Mexico City — Health and criminal justice authorities need to provide targeted services to drug users, especially those who inject drugs, to prevent and treat tuberculosis (TB) and HIV, according to the World Health Organisation. TB is a major cause of death for people living with HIV, but drug users who are HIV positive face stigma, discrimination and barriers to accessing life-saving treatments.
HIV weakens a person's immune system. Because of this, people living with HIV are up to 50 times more likely to develop TB in their lifetimes than people who are HIV negative. Without proper treatment, the majority of people living with HIV die within two to three months of becoming sick with TB. In 2006, 231,000 people died with HIV and TB. Many of these deaths were preventable.
New guidelines issued Monday aim to reduce these preventable deaths by, for example, improving access to antiretroviral drugs and to isoniazid for drug users living with HIV. Isoniazid preventive therapy (IPT) significantly reduces the risk of TB disease in people living with HIV, but is not widely used.
These are the first recommendations to actively include TB and HIV care within the context of support to drug users. They form part of the Evidence for Action series and build on policy guidance on both TB/HIV and injecting drug use.
Even where IPT is available, health care and outreach workers face major challenges in delivering full care to drug users who are often marginalised by homelessness, poverty, imprisonment, and by public and political hostility. These factors contribute to the transmission of both HIV and TB, and at the same time are barriers to TB, HIV and drug dependence treatment.
To ensure all drug users, including those in prison, can benefit from TB and HIV prevention, treatment support and care, WHO, UNAIDS and the UN Office on Drugs and Crime have developed Policy Guidelines for Collaborative TB and HIV services for Injecting and Other Drug Users – An Integrated Approach. The measures aim to break down the barriers that stand in the way of better health, outline key interventions, and promote ways to improve coordination and planning across all those who interact with injecting and other drug users.

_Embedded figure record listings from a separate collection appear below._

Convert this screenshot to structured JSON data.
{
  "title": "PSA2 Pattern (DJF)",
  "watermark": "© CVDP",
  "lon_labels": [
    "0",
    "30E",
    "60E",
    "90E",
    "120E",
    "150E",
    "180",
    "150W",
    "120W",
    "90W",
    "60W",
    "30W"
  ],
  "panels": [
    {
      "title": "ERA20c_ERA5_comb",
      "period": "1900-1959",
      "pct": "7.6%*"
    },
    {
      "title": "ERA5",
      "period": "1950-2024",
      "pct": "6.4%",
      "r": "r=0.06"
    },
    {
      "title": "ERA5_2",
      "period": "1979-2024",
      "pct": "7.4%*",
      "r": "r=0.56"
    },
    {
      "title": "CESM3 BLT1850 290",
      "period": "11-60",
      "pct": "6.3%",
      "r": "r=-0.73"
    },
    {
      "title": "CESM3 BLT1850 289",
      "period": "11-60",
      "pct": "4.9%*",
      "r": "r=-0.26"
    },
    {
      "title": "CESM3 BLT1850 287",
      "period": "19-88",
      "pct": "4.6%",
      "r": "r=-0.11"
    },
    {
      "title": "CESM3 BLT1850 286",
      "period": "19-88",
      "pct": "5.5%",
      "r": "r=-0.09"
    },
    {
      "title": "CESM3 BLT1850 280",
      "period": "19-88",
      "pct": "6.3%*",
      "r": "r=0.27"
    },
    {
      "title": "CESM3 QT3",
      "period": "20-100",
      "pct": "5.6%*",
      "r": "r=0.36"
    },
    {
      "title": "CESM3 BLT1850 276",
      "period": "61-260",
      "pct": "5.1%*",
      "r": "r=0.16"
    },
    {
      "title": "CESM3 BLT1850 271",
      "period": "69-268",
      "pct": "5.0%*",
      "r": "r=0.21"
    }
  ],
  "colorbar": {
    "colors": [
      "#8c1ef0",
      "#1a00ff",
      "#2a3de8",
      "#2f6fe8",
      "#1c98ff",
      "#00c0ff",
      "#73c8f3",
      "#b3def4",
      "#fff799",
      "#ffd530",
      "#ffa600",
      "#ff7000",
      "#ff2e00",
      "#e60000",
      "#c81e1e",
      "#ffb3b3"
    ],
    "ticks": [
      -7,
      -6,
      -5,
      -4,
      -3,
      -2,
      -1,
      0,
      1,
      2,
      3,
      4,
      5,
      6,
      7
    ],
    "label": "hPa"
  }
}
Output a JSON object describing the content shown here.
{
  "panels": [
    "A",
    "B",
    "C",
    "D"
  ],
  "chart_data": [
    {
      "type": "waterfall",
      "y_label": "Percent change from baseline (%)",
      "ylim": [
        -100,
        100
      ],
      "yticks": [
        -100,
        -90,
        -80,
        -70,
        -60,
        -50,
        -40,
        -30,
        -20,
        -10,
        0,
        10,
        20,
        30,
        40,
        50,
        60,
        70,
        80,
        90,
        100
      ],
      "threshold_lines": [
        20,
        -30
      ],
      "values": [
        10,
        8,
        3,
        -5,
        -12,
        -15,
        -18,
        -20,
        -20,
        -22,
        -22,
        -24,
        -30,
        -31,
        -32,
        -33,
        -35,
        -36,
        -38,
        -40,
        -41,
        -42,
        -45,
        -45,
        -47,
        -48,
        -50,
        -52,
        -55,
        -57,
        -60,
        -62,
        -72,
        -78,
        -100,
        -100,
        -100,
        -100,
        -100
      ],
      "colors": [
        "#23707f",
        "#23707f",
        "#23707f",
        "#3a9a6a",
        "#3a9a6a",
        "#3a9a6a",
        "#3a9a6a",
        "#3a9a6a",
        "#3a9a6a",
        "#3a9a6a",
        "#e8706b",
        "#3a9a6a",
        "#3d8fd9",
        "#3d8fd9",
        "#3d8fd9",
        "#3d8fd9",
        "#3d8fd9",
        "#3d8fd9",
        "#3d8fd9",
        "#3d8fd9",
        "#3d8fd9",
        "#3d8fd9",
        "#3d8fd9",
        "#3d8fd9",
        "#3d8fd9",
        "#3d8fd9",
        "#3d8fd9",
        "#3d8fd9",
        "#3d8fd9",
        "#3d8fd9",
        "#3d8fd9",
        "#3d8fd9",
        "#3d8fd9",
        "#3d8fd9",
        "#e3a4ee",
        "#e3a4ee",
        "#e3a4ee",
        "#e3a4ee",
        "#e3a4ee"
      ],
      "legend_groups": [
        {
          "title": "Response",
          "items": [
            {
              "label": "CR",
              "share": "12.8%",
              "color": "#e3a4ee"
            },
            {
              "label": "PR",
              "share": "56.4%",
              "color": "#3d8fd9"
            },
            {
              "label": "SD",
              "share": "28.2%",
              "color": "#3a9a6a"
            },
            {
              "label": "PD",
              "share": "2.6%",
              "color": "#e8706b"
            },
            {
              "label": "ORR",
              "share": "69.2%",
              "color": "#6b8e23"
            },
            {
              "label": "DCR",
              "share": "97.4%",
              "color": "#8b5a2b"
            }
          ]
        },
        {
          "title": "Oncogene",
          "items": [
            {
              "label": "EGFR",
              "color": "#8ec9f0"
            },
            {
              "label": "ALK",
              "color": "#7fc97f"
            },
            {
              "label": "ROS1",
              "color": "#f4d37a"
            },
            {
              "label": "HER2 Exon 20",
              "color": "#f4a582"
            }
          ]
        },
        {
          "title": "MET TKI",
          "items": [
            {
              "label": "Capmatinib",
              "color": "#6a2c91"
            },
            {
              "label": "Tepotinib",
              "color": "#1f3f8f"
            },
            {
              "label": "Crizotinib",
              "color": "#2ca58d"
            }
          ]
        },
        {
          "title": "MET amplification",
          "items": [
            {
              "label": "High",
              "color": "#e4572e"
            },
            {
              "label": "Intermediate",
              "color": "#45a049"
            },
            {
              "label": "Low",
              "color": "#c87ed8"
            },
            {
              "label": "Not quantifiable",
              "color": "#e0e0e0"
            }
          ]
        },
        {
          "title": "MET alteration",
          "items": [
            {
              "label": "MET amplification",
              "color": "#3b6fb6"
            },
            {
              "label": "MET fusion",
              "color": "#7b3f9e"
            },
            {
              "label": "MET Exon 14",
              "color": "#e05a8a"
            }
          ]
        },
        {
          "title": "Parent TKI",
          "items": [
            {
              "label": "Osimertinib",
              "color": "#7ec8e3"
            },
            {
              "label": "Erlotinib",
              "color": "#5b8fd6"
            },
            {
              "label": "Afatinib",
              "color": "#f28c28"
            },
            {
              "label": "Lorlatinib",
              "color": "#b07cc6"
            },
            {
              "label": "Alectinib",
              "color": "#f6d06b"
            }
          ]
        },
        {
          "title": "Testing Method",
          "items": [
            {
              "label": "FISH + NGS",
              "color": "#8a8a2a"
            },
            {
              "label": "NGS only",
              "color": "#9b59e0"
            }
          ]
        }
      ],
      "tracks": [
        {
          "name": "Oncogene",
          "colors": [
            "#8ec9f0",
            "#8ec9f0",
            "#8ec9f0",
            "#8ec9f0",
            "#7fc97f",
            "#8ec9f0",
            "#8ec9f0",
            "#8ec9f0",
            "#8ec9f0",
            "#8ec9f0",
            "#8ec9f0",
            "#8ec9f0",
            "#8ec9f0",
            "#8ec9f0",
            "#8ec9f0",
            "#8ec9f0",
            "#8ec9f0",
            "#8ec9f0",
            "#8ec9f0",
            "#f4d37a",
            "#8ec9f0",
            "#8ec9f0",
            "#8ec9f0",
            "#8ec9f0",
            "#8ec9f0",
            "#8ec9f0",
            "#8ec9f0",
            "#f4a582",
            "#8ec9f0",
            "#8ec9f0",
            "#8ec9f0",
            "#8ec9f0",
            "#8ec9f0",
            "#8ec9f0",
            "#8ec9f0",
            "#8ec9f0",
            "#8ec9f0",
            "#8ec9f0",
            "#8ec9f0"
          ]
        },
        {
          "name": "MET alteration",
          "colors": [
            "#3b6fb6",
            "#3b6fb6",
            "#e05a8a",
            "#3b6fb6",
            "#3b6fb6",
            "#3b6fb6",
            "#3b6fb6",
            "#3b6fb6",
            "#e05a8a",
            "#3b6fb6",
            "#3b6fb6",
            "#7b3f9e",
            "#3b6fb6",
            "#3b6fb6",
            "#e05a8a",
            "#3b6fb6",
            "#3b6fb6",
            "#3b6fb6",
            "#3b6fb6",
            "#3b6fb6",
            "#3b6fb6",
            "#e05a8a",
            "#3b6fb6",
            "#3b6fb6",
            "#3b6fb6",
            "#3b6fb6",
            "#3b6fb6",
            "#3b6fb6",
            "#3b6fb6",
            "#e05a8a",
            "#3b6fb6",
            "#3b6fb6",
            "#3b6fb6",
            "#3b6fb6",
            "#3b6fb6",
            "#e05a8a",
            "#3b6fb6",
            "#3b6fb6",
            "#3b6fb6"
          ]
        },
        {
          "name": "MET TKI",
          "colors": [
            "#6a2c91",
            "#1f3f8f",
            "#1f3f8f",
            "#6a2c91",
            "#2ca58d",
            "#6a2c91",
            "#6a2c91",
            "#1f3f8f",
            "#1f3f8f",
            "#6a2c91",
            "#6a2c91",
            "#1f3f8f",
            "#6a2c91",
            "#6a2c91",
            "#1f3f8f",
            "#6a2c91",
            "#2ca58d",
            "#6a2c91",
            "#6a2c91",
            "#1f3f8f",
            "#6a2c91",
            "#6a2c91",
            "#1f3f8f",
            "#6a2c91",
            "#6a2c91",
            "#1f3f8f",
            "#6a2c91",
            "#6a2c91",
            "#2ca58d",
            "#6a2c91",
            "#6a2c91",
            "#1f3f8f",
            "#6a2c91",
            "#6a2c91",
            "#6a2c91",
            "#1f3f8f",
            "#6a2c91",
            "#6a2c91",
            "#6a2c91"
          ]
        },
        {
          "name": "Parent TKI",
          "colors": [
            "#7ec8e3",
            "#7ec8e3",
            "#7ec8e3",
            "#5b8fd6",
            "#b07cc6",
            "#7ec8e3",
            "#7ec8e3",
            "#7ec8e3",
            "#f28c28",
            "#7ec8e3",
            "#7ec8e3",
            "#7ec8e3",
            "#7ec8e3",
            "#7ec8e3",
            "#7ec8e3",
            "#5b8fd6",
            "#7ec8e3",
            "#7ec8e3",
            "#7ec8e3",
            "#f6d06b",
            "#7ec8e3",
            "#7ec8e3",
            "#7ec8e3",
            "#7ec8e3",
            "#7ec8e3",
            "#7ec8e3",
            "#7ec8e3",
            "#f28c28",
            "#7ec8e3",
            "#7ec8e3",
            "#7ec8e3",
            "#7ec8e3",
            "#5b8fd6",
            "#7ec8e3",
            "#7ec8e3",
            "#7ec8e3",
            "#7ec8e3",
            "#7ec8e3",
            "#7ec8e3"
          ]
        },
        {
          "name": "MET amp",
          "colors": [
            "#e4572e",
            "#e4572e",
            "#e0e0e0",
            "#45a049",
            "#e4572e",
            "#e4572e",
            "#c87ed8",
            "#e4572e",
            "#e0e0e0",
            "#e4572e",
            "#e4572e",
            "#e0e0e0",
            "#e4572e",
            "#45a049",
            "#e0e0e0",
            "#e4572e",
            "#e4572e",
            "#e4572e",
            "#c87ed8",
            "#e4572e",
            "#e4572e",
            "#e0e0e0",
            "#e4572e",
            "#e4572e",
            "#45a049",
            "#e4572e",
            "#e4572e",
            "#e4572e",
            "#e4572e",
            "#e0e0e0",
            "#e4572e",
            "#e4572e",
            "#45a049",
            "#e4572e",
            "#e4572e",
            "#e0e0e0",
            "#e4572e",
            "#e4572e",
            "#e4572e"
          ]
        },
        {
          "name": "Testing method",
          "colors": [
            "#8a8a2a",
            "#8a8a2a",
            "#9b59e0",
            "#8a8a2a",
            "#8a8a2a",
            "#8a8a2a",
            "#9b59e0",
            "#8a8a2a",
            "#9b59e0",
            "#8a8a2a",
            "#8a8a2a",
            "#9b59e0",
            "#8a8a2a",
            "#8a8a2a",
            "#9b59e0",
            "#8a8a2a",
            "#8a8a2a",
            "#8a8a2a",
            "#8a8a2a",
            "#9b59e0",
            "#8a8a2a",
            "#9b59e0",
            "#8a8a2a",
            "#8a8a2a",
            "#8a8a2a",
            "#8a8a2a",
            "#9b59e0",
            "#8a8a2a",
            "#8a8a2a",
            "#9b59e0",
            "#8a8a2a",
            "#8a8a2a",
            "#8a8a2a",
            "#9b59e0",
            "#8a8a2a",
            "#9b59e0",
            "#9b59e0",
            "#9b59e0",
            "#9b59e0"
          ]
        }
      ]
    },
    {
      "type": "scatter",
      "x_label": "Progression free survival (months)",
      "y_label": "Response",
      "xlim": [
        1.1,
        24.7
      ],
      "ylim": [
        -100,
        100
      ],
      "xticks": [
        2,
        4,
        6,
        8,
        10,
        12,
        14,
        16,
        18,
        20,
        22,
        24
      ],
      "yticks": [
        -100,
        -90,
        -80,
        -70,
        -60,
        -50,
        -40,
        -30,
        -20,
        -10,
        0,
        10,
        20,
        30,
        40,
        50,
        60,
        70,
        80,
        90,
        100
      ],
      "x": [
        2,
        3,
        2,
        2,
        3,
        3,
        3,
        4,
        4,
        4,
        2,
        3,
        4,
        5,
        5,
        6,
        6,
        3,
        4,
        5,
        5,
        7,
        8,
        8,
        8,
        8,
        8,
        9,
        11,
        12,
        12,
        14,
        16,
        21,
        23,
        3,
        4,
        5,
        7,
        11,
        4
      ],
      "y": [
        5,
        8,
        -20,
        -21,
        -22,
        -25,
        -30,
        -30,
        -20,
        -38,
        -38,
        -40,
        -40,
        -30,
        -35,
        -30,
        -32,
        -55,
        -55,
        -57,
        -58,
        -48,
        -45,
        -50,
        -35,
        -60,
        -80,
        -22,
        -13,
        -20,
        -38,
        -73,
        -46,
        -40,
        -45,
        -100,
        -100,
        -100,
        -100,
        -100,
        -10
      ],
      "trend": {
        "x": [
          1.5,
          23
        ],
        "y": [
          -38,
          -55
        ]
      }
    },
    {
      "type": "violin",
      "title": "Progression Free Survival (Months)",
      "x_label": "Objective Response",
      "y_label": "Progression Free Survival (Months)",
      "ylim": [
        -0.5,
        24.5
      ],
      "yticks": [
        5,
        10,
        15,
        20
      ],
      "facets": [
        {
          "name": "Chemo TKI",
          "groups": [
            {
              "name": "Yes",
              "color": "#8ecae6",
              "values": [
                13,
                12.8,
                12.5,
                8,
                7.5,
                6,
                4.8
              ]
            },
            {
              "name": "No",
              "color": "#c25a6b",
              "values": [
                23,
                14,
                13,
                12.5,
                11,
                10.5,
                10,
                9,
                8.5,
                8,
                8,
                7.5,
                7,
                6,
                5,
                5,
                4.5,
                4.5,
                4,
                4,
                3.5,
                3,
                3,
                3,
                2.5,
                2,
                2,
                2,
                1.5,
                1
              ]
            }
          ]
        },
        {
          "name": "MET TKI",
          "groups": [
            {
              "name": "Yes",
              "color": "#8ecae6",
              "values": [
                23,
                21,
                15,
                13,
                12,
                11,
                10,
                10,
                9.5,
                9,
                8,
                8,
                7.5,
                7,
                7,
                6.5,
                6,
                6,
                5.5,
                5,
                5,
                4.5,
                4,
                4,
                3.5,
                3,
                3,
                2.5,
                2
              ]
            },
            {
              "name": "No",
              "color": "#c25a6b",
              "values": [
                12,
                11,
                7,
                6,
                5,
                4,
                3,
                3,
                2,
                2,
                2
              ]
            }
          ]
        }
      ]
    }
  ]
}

Unsafe injecting drug use is now a major route of transmission for HIV. Excluding Africa, nearly one in three of all new HIV infections are attributable to unsafe injecting drug use. In areas of eastern Europe and central Asia, that figure rises to two out three new infections. In some areas of eastern Europe a significant association between HIV and multidrug-resistant TB has been observed by researchers.
Addressing TB/HIV is a key theme of the 2008 International AIDS Society conference and comes two months after world leaders issued a call to drastically cut the number of TB/HIV deaths by 2015 at the landmark Global Leaders' Forum on the co-epidemic, held at the UN headquarters in New York.